Pre-operative Plan:

Gabapentin 10 mg/kg PO
Cerenia 2 mg/kg PO

Please give the following drugs 2-3 hours before the procedure if possible. These medications will help with sedation for the catheter and prevent vomiting in the peri-operative period.
**Please give Acepromazine 0.02 mg/kg IM if the patient is uncooperative for the catheter. Although this patient is not exhibiting signs of a collapsing trachea, the swelling under the tongue may compromise the airway if the patient becomes stressed.

Given the elevated BUN and creatinine, I would place the patient on a balanced crystalloid at 5 mls/kg/hr before surgery. Ideally, the patient would receive 4-6 hours of fluid therapy before the procedure, and I would recheck a renal profile when the catheter is placed.

Analgesia: Buprenorphine 0.02 mg/kg IV or hydromorphone 0.05 mg/kg IV.

Induction: Propofol or alfaxalone 4 mg/kg IV
**Provide 100% O2 via facemark before induction for 5 minutes.

Maintenance: Isoflurane 1-2% or sevoflurane 2-3% with 100% O2 at 1 L/min.

Fluid Therapy: 5 mls/kg/hr with a balanced crystalloid for the entire peri-operative period.

Monitoring: SPO2, non-invasive blood pressure, ECG, capnography and temperature

Dental Locoregional Techniques: Lidocaine or bupivicaine: 1 mg/kg. Allow > 20 minutes for the blocks to take effect. I often perform them after the oral radiographs so they can take effect during the prophylactic cleaning.

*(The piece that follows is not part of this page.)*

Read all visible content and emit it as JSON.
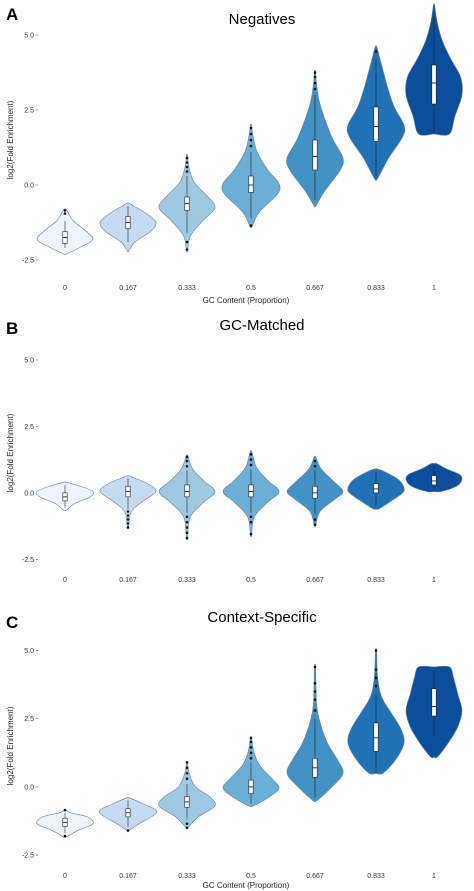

Post-operative Plan: As mentioned, if the patient is dysphoric or stressed in the post-operative period, please give acepromazine 0.01 mg/kg IV. I typically dilute the dose in saline as it is a very small volume and give half the dose (0.005 mg/kg) IV first, then titrate to effect.

I recommend using a portable pulse oximeter in the recovery period for monitoring, given the patient's age and the oropharyngeal swelling. If the SPO2 drops below 95%, then flow-by O2 is recommended until the patient is able to maintain a SPO2 above 95%.

Pain Management: buprenorphine 0.01 mg/kg or hydromorphone 0.05 mg/kg IV can be given if needed. Given it's azotemia, I would be cautious prescribing a NSAID for post-operative pain management.